Auch im Abfallsektor sanken die Emissionen gegenüber 2020, und zwar um 4,3 Prozent auf gut acht Millionen Tonnen CO2. Sie blieben damit unter dem Sektorziel von neun Millionen Tonnen.

Die Zahlen des UBA zeigen nun, dass mit Verkehr und Gebäuden zwei wichtige Bereiche diese Ziele im vergangenen Jahr verpassten. Beide müssen nun nachsteuern.

Zunächst wird der sogenannte Klimarat bewerten, warum die Sektoren die Ziele verpasst haben. Laut Gesetz müssen die zuständigen Ministerien dann innerhalb von drei Monaten ein Sofortprogramm vorlegen, damit beide Bereiche die Ziele künftig erreichen.

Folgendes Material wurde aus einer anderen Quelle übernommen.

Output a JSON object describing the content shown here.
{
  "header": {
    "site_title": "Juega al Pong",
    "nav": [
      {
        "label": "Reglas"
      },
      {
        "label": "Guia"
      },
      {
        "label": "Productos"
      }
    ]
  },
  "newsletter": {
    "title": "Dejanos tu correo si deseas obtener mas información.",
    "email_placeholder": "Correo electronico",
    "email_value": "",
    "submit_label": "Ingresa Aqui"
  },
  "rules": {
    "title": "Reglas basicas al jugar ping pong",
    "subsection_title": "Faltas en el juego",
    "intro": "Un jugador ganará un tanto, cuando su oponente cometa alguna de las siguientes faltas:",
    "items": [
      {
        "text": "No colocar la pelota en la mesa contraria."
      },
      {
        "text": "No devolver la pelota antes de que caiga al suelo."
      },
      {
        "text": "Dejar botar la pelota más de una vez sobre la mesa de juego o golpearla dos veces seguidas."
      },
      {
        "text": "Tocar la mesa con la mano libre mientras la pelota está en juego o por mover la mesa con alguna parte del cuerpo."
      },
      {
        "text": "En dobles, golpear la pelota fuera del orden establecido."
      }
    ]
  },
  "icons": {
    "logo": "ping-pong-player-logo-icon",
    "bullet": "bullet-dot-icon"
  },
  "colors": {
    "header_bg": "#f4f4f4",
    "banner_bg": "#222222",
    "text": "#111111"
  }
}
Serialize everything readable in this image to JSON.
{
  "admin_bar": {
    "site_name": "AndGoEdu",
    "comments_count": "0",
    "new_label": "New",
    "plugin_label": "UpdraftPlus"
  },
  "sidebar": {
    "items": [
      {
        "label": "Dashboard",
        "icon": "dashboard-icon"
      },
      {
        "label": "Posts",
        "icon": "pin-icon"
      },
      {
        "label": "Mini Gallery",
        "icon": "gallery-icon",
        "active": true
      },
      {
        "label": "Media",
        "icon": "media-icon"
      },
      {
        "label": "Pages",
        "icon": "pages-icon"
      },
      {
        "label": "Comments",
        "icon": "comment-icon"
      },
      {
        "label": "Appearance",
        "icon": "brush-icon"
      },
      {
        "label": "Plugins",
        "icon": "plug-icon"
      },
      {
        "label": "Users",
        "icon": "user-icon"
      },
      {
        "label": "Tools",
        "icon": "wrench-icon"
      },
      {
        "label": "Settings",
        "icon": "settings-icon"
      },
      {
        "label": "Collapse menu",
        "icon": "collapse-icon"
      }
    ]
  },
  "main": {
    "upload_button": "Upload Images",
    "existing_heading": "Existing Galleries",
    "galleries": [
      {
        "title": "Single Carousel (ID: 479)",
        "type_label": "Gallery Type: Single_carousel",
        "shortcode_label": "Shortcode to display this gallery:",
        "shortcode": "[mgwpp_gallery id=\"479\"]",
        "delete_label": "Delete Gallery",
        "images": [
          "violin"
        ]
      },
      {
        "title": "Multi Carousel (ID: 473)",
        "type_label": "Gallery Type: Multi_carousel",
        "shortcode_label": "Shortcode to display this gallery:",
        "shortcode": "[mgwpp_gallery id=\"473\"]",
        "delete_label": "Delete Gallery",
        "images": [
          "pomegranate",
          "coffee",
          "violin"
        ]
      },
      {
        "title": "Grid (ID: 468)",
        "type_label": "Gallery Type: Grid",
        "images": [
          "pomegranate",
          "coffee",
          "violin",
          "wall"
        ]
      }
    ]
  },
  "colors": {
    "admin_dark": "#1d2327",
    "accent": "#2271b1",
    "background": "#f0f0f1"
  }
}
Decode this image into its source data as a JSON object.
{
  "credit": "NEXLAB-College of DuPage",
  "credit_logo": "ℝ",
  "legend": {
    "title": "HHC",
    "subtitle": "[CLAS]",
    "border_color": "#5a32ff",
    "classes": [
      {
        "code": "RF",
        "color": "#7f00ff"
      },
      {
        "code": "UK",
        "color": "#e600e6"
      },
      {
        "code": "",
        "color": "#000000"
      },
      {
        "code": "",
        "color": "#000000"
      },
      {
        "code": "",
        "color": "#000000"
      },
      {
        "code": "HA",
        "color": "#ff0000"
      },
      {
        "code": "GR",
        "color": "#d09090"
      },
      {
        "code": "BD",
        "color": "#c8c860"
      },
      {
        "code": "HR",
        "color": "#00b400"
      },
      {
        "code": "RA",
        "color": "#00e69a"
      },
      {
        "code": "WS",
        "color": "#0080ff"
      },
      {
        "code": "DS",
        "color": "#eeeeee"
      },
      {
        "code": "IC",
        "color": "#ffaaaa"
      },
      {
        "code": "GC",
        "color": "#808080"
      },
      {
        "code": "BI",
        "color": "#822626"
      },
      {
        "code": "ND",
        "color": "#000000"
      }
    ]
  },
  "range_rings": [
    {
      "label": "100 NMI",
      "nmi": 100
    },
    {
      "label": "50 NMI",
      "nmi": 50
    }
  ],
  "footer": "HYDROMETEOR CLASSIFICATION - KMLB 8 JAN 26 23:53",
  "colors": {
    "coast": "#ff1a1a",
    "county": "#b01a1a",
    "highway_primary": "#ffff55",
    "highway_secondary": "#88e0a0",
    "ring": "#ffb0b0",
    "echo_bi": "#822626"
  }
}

Patrick Graichen, Staatssekretär im Wirtschafts- und Klimaministerium, kündigte ein Sofortprogramm der Bundesregierung an. "A und O ist ein wesentlich höheres Tempo beim Ausbau der erneuerbaren Energien", sagte Graichen.

"Soziale Balance wahren"

"Wir müssen es schaffen, dreimal so viele Kapazitäten wie bisher zu installieren, um den Anteil der Erneuerbaren an der Stromerzeugung bis 2030 auf 80 Prozent zu steigern." Die schnelle Abkehr von den fossilen Energien müsse alle Bereiche umfassen, so der Staatssekretär. Entscheidend sei dabei, "die soziale Balance zu wahren".

Ottmar Edenhofer, Direktor des Potsdam-Instituts für Klimafolgenforschung, setzt auf ein bekanntes Mittel. "Die Kohle erlebt ein globales Comeback, weil der Gaspreis schneller steigt als der Kohlepreis. Hier hilft nur eines: ein steigender CO2-Preis." Die Obergrenze im EU-Emissionshandel dürfe keinesfalls aufgeweicht werden. "Aber natürlich brauchen wir dann einen massiven Sozialausgleich für einkommensschwache Haushalte", fügte Edenhofer an.

Im Verkehr braucht es aus Sicht von Kerstin Haarmann vom Verkehrsclub Deutschland (VCD) nun entschiedene Maßnahmen, die sowohl die Treibhausgasemissionen nachhaltig senken als auch die Abhängigkeit vom Erdöl verringern. "Rasch erneuerbare Energien ausbauen, auf effiziente, umweltfreundliche Verkehrsmittel umsteigen und alle Einsparpotenziale nutzen. Nur so machen wir uns unabhängiger von Ölimporten und sichern langfristig unsere Mobilität", sagte Haarmann.